Bila perkara aqidah ini diabaikan maka tidak menutup kemungkinan pelakunya akan menyimpang dari jalan hijrohnya. Pikiran jahiliyahnya di masa lalu bisa saja kambuh kembali seperti yang dialami oleh sebagian orang yang baru masuk Islam di masa Nabi ﷺ, mereka minta kepada Nabi ﷺ agar dibuatkan "Dzatu Anwath" (pohon keramat) untuk mereka sebagaimana yang dilakukan kaum musyrikin, maka Nabi ﷺ mengingkarinya.

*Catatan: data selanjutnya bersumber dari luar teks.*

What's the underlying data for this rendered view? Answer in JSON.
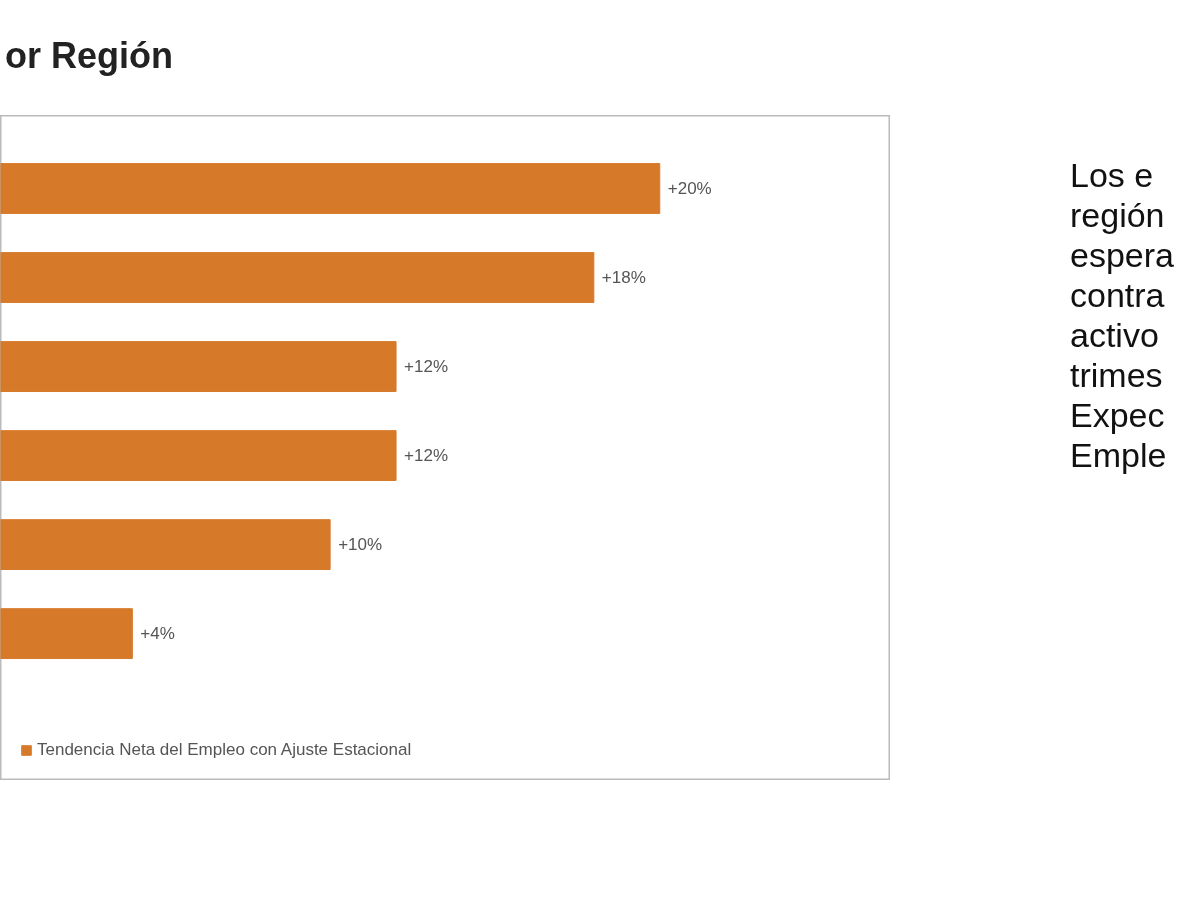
{
  "chart_data": {
    "type": "bar",
    "orientation": "horizontal",
    "title": "or Región",
    "categories": [
      null,
      null,
      null,
      null,
      null,
      null
    ],
    "series": [
      {
        "name": "Tendencia Neta del Empleo con Ajuste Estacional",
        "color": "#d67a2a",
        "values": [
          20,
          18,
          12,
          12,
          10,
          4
        ],
        "value_labels": [
          "+20%",
          "+18%",
          "+12%",
          "+12%",
          "+10%",
          "+4%"
        ]
      }
    ],
    "legend": "bottom",
    "grid": false,
    "annotations": [
      "Los e",
      "región",
      "espera",
      "contra",
      "activo",
      "trimes",
      "Expec",
      "Emple"
    ]
  }
}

(3). Berguru kepada orang yang dikenal baik manhajnya dan aqidahnya yaitu merujuk kepada Al-Qur'an was Sunnah dengan pemahaman Salaf. Bukan dari kalangan ahli bid'ah, pendusta, atau orang yang bukan ahlinya. Al-Imam Muhammad bin Sirin berkata:

إن هذا العلم دين فانظروا عمن تأخذوا دينكم 

"Ilmu ini hakikatnya agama maka perhatikanlah dari siapa kalian mengambil agama kalian." (Muqoddimah Shohih Muslim)

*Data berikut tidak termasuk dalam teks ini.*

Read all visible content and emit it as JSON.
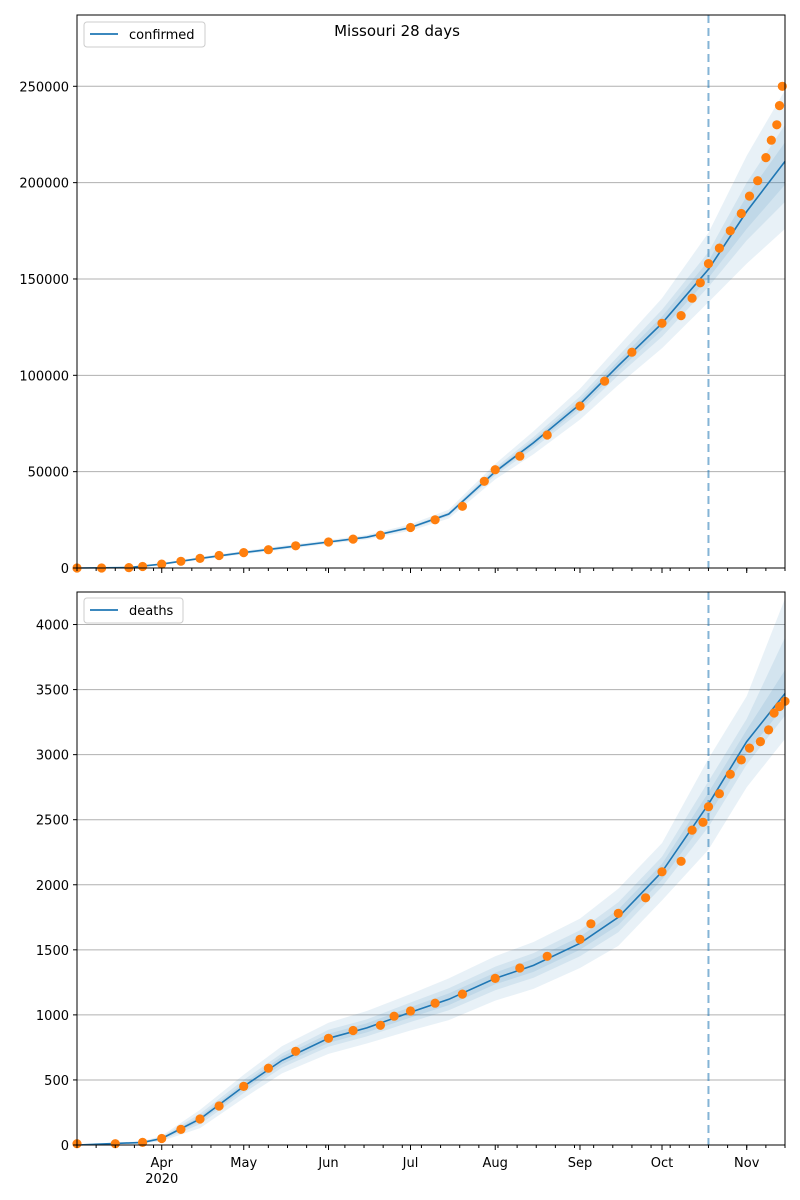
{
  "figure_title": "Missouri 28 days",
  "colors": {
    "model_line": "#1f77b4",
    "observed": "#ff7f0e",
    "band": "#1f77b4",
    "forecast_marker": "#1f77b4",
    "grid": "#b0b0b0"
  },
  "x_axis": {
    "start": "2020-03-01",
    "end": "2020-11-15",
    "year_label": "2020",
    "month_labels": [
      {
        "label": "Apr",
        "date": "2020-04-01"
      },
      {
        "label": "May",
        "date": "2020-05-01"
      },
      {
        "label": "Jun",
        "date": "2020-06-01"
      },
      {
        "label": "Jul",
        "date": "2020-07-01"
      },
      {
        "label": "Aug",
        "date": "2020-08-01"
      },
      {
        "label": "Sep",
        "date": "2020-09-01"
      },
      {
        "label": "Oct",
        "date": "2020-10-01"
      },
      {
        "label": "Nov",
        "date": "2020-11-01"
      }
    ],
    "forecast_date": "2020-10-18"
  },
  "chart_data": [
    {
      "type": "line",
      "legend": "confirmed",
      "legend_position": "upper-left",
      "grid": "horizontal",
      "ylim": [
        0,
        287000
      ],
      "yticks": [
        0,
        50000,
        100000,
        150000,
        200000,
        250000
      ],
      "ytick_labels": [
        "0",
        "50000",
        "100000",
        "150000",
        "200000",
        "250000"
      ],
      "model": {
        "x": [
          "2020-03-01",
          "2020-03-20",
          "2020-04-01",
          "2020-04-15",
          "2020-05-01",
          "2020-05-15",
          "2020-06-01",
          "2020-06-15",
          "2020-07-01",
          "2020-07-15",
          "2020-08-01",
          "2020-08-15",
          "2020-09-01",
          "2020-09-15",
          "2020-10-01",
          "2020-10-18",
          "2020-11-01",
          "2020-11-15"
        ],
        "y": [
          0,
          200,
          2000,
          5000,
          8000,
          10500,
          13500,
          16000,
          21000,
          28000,
          50000,
          65000,
          85000,
          105000,
          127000,
          155000,
          185000,
          211000
        ],
        "bands": [
          {
            "lo": [
              0,
              100,
              1500,
              4300,
              7100,
              9500,
              12500,
              14800,
              19300,
              25700,
              46000,
              59000,
              77000,
              95000,
              114000,
              138000,
              158000,
              176000
            ],
            "hi": [
              0,
              300,
              2500,
              5700,
              8900,
              11500,
              14500,
              17200,
              22700,
              30300,
              54000,
              71000,
              93000,
              115000,
              140000,
              174000,
              214000,
              248000
            ]
          },
          {
            "lo": [
              0,
              140,
              1700,
              4600,
              7500,
              10000,
              13000,
              15400,
              20200,
              27000,
              48000,
              62000,
              81000,
              100000,
              120000,
              146000,
              170000,
              190000
            ],
            "hi": [
              0,
              260,
              2300,
              5400,
              8500,
              11000,
              14000,
              16600,
              21800,
              29000,
              52000,
              68000,
              89000,
              110000,
              134000,
              164000,
              200000,
              230000
            ]
          },
          {
            "lo": [
              0,
              170,
              1850,
              4800,
              7750,
              10250,
              13250,
              15700,
              20600,
              27500,
              49000,
              63500,
              83000,
              102500,
              123500,
              150500,
              176000,
              199000
            ],
            "hi": [
              0,
              230,
              2150,
              5200,
              8250,
              10750,
              13750,
              16300,
              21400,
              28500,
              51000,
              66500,
              87000,
              107500,
              130500,
              159500,
              193000,
              221000
            ]
          }
        ]
      },
      "observed": {
        "x": [
          "2020-03-01",
          "2020-03-10",
          "2020-03-20",
          "2020-03-25",
          "2020-04-01",
          "2020-04-08",
          "2020-04-15",
          "2020-04-22",
          "2020-05-01",
          "2020-05-10",
          "2020-05-20",
          "2020-06-01",
          "2020-06-10",
          "2020-06-20",
          "2020-07-01",
          "2020-07-10",
          "2020-07-20",
          "2020-07-28",
          "2020-08-01",
          "2020-08-10",
          "2020-08-20",
          "2020-09-01",
          "2020-09-10",
          "2020-09-20",
          "2020-10-01",
          "2020-10-08",
          "2020-10-12",
          "2020-10-15",
          "2020-10-18",
          "2020-10-22",
          "2020-10-26",
          "2020-10-30",
          "2020-11-02",
          "2020-11-05",
          "2020-11-08",
          "2020-11-10",
          "2020-11-12",
          "2020-11-13",
          "2020-11-14"
        ],
        "y": [
          0,
          0,
          200,
          800,
          2000,
          3500,
          5000,
          6500,
          8000,
          9500,
          11500,
          13500,
          15000,
          17000,
          21000,
          25000,
          32000,
          45000,
          51000,
          58000,
          69000,
          84000,
          97000,
          112000,
          127000,
          131000,
          140000,
          148000,
          158000,
          166000,
          175000,
          184000,
          193000,
          201000,
          213000,
          222000,
          230000,
          240000,
          250000
        ]
      }
    },
    {
      "type": "line",
      "legend": "deaths",
      "legend_position": "upper-left",
      "grid": "horizontal",
      "ylim": [
        0,
        4250
      ],
      "yticks": [
        0,
        500,
        1000,
        1500,
        2000,
        2500,
        3000,
        3500,
        4000
      ],
      "ytick_labels": [
        "0",
        "500",
        "1000",
        "1500",
        "2000",
        "2500",
        "3000",
        "3500",
        "4000"
      ],
      "model": {
        "x": [
          "2020-03-01",
          "2020-03-25",
          "2020-04-01",
          "2020-04-15",
          "2020-05-01",
          "2020-05-15",
          "2020-06-01",
          "2020-06-15",
          "2020-07-01",
          "2020-07-15",
          "2020-08-01",
          "2020-08-15",
          "2020-09-01",
          "2020-09-15",
          "2020-10-01",
          "2020-10-18",
          "2020-11-01",
          "2020-11-15"
        ],
        "y": [
          0,
          20,
          50,
          200,
          450,
          650,
          820,
          900,
          1020,
          1120,
          1280,
          1380,
          1550,
          1750,
          2100,
          2620,
          3100,
          3470
        ],
        "bands": [
          {
            "lo": [
              0,
              10,
              30,
              130,
              360,
              550,
              700,
              780,
              880,
              960,
              1110,
              1200,
              1360,
              1530,
              1880,
              2270,
              2750,
              3120
            ],
            "hi": [
              0,
              30,
              70,
              270,
              540,
              760,
              940,
              1030,
              1160,
              1280,
              1450,
              1560,
              1740,
              1970,
              2320,
              2970,
              3450,
              4200
            ]
          },
          {
            "lo": [
              0,
              14,
              38,
              160,
              400,
              595,
              755,
              835,
              945,
              1035,
              1190,
              1285,
              1450,
              1635,
              1985,
              2445,
              2925,
              3300
            ],
            "hi": [
              0,
              26,
              62,
              240,
              500,
              705,
              885,
              965,
              1095,
              1205,
              1370,
              1475,
              1650,
              1865,
              2215,
              2795,
              3275,
              3900
            ]
          },
          {
            "lo": [
              0,
              17,
              44,
              180,
              425,
              620,
              785,
              865,
              980,
              1075,
              1235,
              1330,
              1500,
              1690,
              2040,
              2530,
              3010,
              3380
            ],
            "hi": [
              0,
              23,
              56,
              220,
              475,
              680,
              855,
              935,
              1060,
              1165,
              1325,
              1430,
              1600,
              1810,
              2160,
              2710,
              3190,
              3650
            ]
          }
        ]
      },
      "observed": {
        "x": [
          "2020-03-01",
          "2020-03-15",
          "2020-03-25",
          "2020-04-01",
          "2020-04-08",
          "2020-04-15",
          "2020-04-22",
          "2020-05-01",
          "2020-05-10",
          "2020-05-20",
          "2020-06-01",
          "2020-06-10",
          "2020-06-20",
          "2020-06-25",
          "2020-07-01",
          "2020-07-10",
          "2020-07-20",
          "2020-08-01",
          "2020-08-10",
          "2020-08-20",
          "2020-09-01",
          "2020-09-05",
          "2020-09-15",
          "2020-09-25",
          "2020-10-01",
          "2020-10-08",
          "2020-10-12",
          "2020-10-16",
          "2020-10-18",
          "2020-10-22",
          "2020-10-26",
          "2020-10-30",
          "2020-11-02",
          "2020-11-06",
          "2020-11-09",
          "2020-11-11",
          "2020-11-13",
          "2020-11-15"
        ],
        "y": [
          10,
          10,
          20,
          50,
          120,
          200,
          300,
          450,
          590,
          720,
          820,
          880,
          920,
          990,
          1030,
          1090,
          1160,
          1280,
          1360,
          1450,
          1580,
          1700,
          1780,
          1900,
          2100,
          2180,
          2420,
          2480,
          2600,
          2700,
          2850,
          2960,
          3050,
          3100,
          3190,
          3320,
          3370,
          3410
        ]
      }
    }
  ]
}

Adapun menerima kebenaran bisa dari siapa saja selama dapat dipertanggung jawabkan secara ilmiyah kebenarannya.

(4). Selektif dalam bergaul karena tidak sedikit orang yang berpaling dari jalan hijrohnya lantaran salah pergaulan. Nabi ﷺ telah memberi permisalan kawan yang baik bagai penjual minyak wangi, sedangkan kawan yang buruk bagai seorang pandai besi. Dan agama seseorang bergantung dengan agama sahabatnya.

(5). Berupaya memperbaiki penampilan sesuai petunjuk syariat sebagai wujud ketaatan, perbaikan dan memelihara syiar Islam meski masih banyak kekurangan.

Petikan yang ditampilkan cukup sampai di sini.